Historical performance
Using the IEPM/PingER
we can investigate the long term performance, in particular the packet loss,
between IN2P3 and various PinGER monitoring sites around the world.
The table below shows the loss seen between several PingER monitoring
sites and IN2P3. Unfortunately there is no Pin gER monitor at
IN2p# so we cannot see how sites look seen from IN2P3.
The numbers in the cells are the percentage loss for the month and
the cells are colored to help indicate the performance. Pink indicates
a very poor to bad performance or > 5% packet loss. Yellow indicates
a poor performance or between 2.5% and 5% packet loss. Green is
an acceptable performance or between 1 and 2.5% packet loss, and no
background indicates a good performance or < 1% packet loss. These loss
thresholds are taken from a
Tutorial on Internet Monitoring & PingER at SLAC.
If we break the performance down into regions then we get the graphs
below, where the results from the monitoring sites are aggregated
by region. The regions are N. America (US and Canada -
14 monitoring sites), Latin America
(Brazil), W. Europe (8 monitoring sites in UK, Denmark, Switzerland,
Germany, Italy),
E. Europe (Hungary), E. Asia (Japan and Korea), Former Soviet Union
(Moscow and Novosibirsk), and the Middle East (Israel). The first graph
uses a linear y scale, and the second a logarithmiv y scale to
better show up
the regions with good connectivity. The log scale graph also shows an
exponential fit to the median of the all the measurements and appears
to indicate that the loss has improved by about a factor of 2 in the last
18 months.
Plans
Gilles Farrache sent email to Les Cottrell November 13, 2000
providing the following planning information for In2P3.

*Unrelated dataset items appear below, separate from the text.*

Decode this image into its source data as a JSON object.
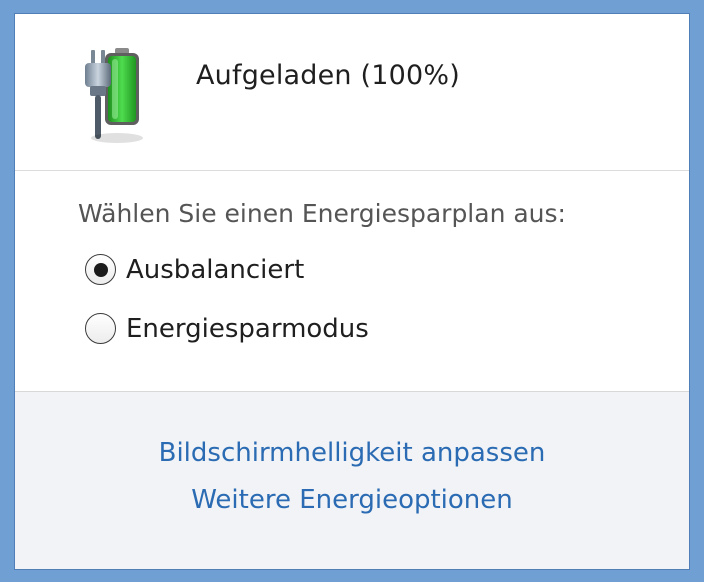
{
  "battery": {
    "icon": "battery-charging-plug-icon",
    "status": "Aufgeladen (100%)",
    "charge_fraction": 1.0,
    "fill_color": "#2fbf2f"
  },
  "power_plan": {
    "heading": "Wählen Sie einen Energiesparplan aus:",
    "options": [
      {
        "label": "Ausbalanciert",
        "selected": true
      },
      {
        "label": "Energiesparmodus",
        "selected": false
      }
    ]
  },
  "links": {
    "brightness": "Bildschirmhelligkeit anpassen",
    "more_options": "Weitere Energieoptionen"
  },
  "colors": {
    "frame": "#6f9fd3",
    "link": "#2a6bb3",
    "footer_bg": "#f1f3f6"
  }
}
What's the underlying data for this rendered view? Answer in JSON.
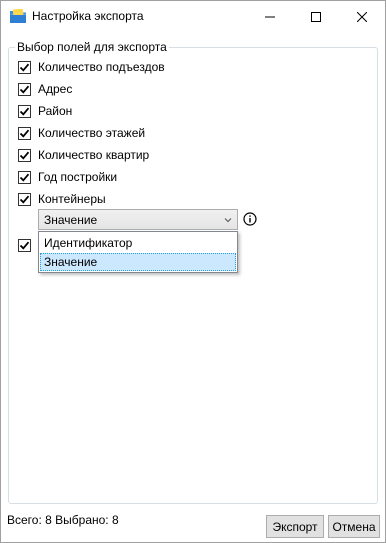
{
  "window": {
    "title": "Настройка экспорта"
  },
  "group": {
    "legend": "Выбор полей для экспорта"
  },
  "fields": [
    {
      "label": "Количество подъездов",
      "checked": true
    },
    {
      "label": "Адрес",
      "checked": true
    },
    {
      "label": "Район",
      "checked": true
    },
    {
      "label": "Количество этажей",
      "checked": true
    },
    {
      "label": "Количество квартир",
      "checked": true
    },
    {
      "label": "Год постройки",
      "checked": true
    },
    {
      "label": "Контейнеры",
      "checked": true
    },
    {
      "label": "",
      "checked": true
    }
  ],
  "containers_mode": {
    "selected": "Значение",
    "options": [
      "Идентификатор",
      "Значение"
    ],
    "highlighted_index": 1
  },
  "footer": {
    "status": "Всего: 8 Выбрано: 8",
    "export_label": "Экспорт",
    "cancel_label": "Отмена"
  },
  "icons": {
    "app": "app-folder-icon",
    "info": "info-icon",
    "checkmark": "checkmark-icon",
    "dropdown_arrow": "chevron-down-icon"
  },
  "colors": {
    "selection_bg": "#cce8ff",
    "selection_border": "#26a0da",
    "button_bg": "#e1e1e1",
    "group_border": "#d5dfe5"
  }
}
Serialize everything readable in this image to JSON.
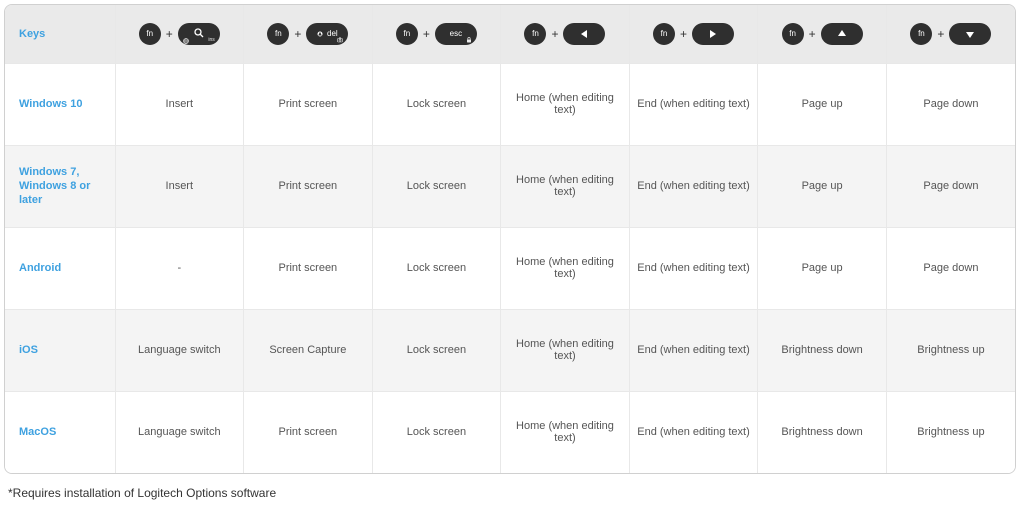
{
  "header_label": "Keys",
  "plus_glyph": "+",
  "fn_label": "fn",
  "key_icons": [
    "search-ins",
    "del",
    "esc",
    "arrow-left",
    "arrow-right",
    "arrow-up",
    "arrow-down"
  ],
  "key_sub_left": [
    "",
    "",
    "",
    "",
    "",
    "",
    ""
  ],
  "key_sub_right": [
    "ins",
    "",
    "",
    "",
    "",
    "",
    ""
  ],
  "key_main_text": [
    "",
    "del",
    "esc",
    "",
    "",
    "",
    ""
  ],
  "rows": [
    {
      "os": "Windows 10",
      "cells": [
        "Insert",
        "Print screen",
        "Lock screen",
        "Home (when editing text)",
        "End (when editing text)",
        "Page up",
        "Page down"
      ]
    },
    {
      "os": "Windows 7, Windows 8 or later",
      "cells": [
        "Insert",
        "Print screen",
        "Lock screen",
        "Home (when editing text)",
        "End (when editing text)",
        "Page up",
        "Page down"
      ]
    },
    {
      "os": "Android",
      "cells": [
        "-",
        "Print screen",
        "Lock screen",
        "Home (when editing text)",
        "End (when editing text)",
        "Page up",
        "Page down"
      ]
    },
    {
      "os": "iOS",
      "cells": [
        "Language switch",
        "Screen Capture",
        "Lock screen",
        "Home (when editing text)",
        "End (when editing text)",
        "Brightness down",
        "Brightness up"
      ]
    },
    {
      "os": "MacOS",
      "cells": [
        "Language switch",
        "Print screen",
        "Lock screen",
        "Home (when editing text)",
        "End (when editing text)",
        "Brightness down",
        "Brightness up"
      ]
    }
  ],
  "footnote": "*Requires installation of Logitech Options software"
}
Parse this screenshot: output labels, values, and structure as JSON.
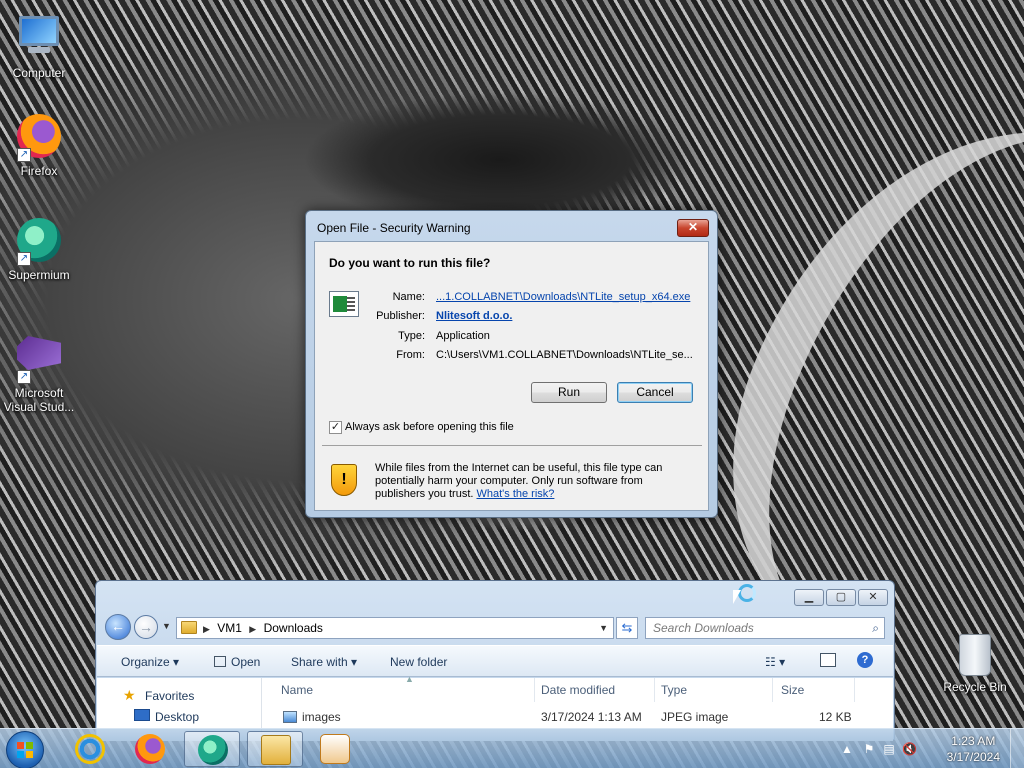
{
  "desktop": {
    "icons": [
      {
        "label": "Computer",
        "icon": "computer-icon"
      },
      {
        "label": "Firefox",
        "icon": "firefox-icon"
      },
      {
        "label": "Supermium",
        "icon": "supermium-icon"
      },
      {
        "label": "Microsoft Visual Stud...",
        "icon": "visual-studio-icon"
      },
      {
        "label": "Recycle Bin",
        "icon": "recycle-bin-icon"
      }
    ]
  },
  "dialog": {
    "title": "Open File - Security Warning",
    "close_label": "✕",
    "question": "Do you want to run this file?",
    "name_label": "Name:",
    "name_value": "...1.COLLABNET\\Downloads\\NTLite_setup_x64.exe",
    "publisher_label": "Publisher:",
    "publisher_value": "Nlitesoft d.o.o.",
    "type_label": "Type:",
    "type_value": "Application",
    "from_label": "From:",
    "from_value": "C:\\Users\\VM1.COLLABNET\\Downloads\\NTLite_se...",
    "run_label": "Run",
    "cancel_label": "Cancel",
    "checkbox_label": "Always ask before opening this file",
    "checkbox_checked": true,
    "warning_text": "While files from the Internet can be useful, this file type can potentially harm your computer. Only run software from publishers you trust.",
    "risk_link": "What's the risk?"
  },
  "explorer": {
    "breadcrumb": [
      "VM1",
      "Downloads"
    ],
    "search_placeholder": "Search Downloads",
    "toolbar": {
      "organize": "Organize ▾",
      "open": "Open",
      "share_with": "Share with ▾",
      "new_folder": "New folder"
    },
    "nav": {
      "favorites": "Favorites",
      "desktop": "Desktop"
    },
    "columns": [
      "Name",
      "Date modified",
      "Type",
      "Size"
    ],
    "rows": [
      {
        "name": "images",
        "date": "3/17/2024 1:13 AM",
        "type": "JPEG image",
        "size": "12 KB"
      }
    ]
  },
  "taskbar": {
    "apps": [
      "internet-explorer",
      "firefox",
      "supermium",
      "file-explorer",
      "media-player"
    ],
    "clock_time": "1:23 AM",
    "clock_date": "3/17/2024"
  }
}
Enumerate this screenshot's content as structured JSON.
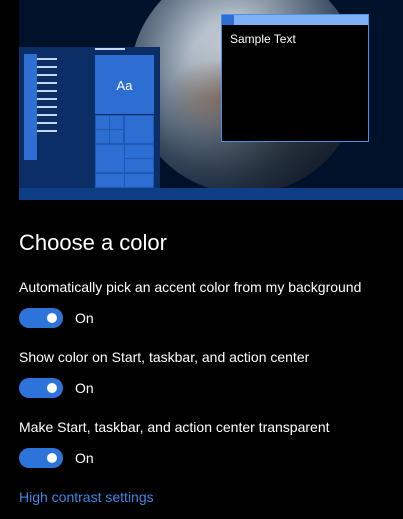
{
  "preview": {
    "tile_label": "Aa",
    "window_text": "Sample Text",
    "accent_color": "#2d6ed3"
  },
  "section": {
    "heading": "Choose a color"
  },
  "options": [
    {
      "label": "Automatically pick an accent color from my background",
      "state": "On",
      "enabled": true
    },
    {
      "label": "Show color on Start, taskbar, and action center",
      "state": "On",
      "enabled": true
    },
    {
      "label": "Make Start, taskbar, and action center transparent",
      "state": "On",
      "enabled": true
    }
  ],
  "links": {
    "high_contrast": "High contrast settings"
  }
}
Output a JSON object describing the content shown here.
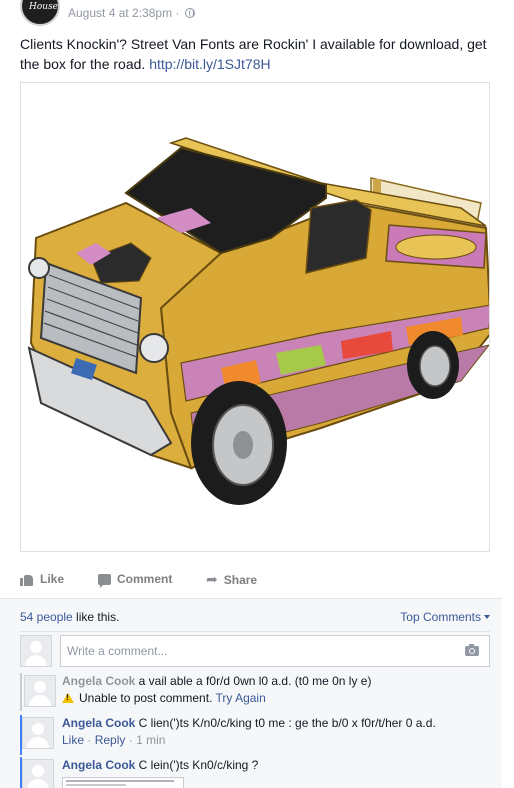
{
  "post": {
    "timestamp": "August 4 at 2:38pm",
    "separator": "·",
    "text": "Clients Knockin'? Street Van Fonts are Rockin' I available for download, get the box for the road.",
    "link": "http://bit.ly/1SJt78H",
    "image_alt": "illustrated custom van model box"
  },
  "actions": {
    "like": "Like",
    "comment": "Comment",
    "share": "Share"
  },
  "comments_panel": {
    "likes_count": "54 people",
    "likes_suffix": " like this.",
    "sort_label": "Top Comments",
    "input_placeholder": "Write a comment...",
    "comments": [
      {
        "author": "Angela Cook",
        "text": " a vail able a f0r/d 0wn l0 a.d. (t0 me 0n ly e)",
        "error": "Unable to post comment.",
        "retry": "Try Again"
      },
      {
        "author": "Angela Cook",
        "text": " C lien(')ts K/n0/c/king t0 me : ge the b/0 x f0r/t/her 0 a.d.",
        "like": "Like",
        "reply": "Reply",
        "time": "1 min"
      },
      {
        "author": "Angela Cook",
        "text": " C lein(')ts Kn0/c/king ?"
      }
    ]
  },
  "colors": {
    "link": "#3b5998",
    "meta": "#9197a3",
    "van_gold": "#d9a93a",
    "van_pink": "#c87fb4"
  },
  "icons": [
    "globe-icon",
    "like-icon",
    "comment-icon",
    "share-icon",
    "camera-icon",
    "warning-icon"
  ]
}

In fact our plans are the following in term of bandwith:
November 2000 : Direct VP ,given by Renater,between ESnet and PHYnet
(30 Mbps average/ 40 Mbps Peak) given by Renater
Between December 2000
and February 2001 : CERN/US upgrade to 155 Mbps. (no use for US as Lyon/CERN
is kept at 34 Mbps)
June 2001 : Lyon/CERN upgrade to 155 Mbps
So in June 2001 we will have several options :
Trafic to SLAC back to Lyon/CERN link and
- Going throught ESnet
or
- Going throught Abilene
Trafic kept throught VP but we do not know what will be the bandwith.
Olivier Martin of CERN provided the following information by email
on November 29, 2000:
In less than 2 weeks time we should have STM-1 all the way from CERN, the next
step could be to turn the protected SONET/SDH circuit into 2 unprotected
circuits in order to ease experimentation using 4 routers, 2 on each end, one
for production and another one for research with possibly less stable but more
advanced software.
We also plan to issue a market survey for so called transatlantic lambda
service which could be terminated to the new STARTAP (STARLIGHT) but as you
can guess there are a number of issues around all of this.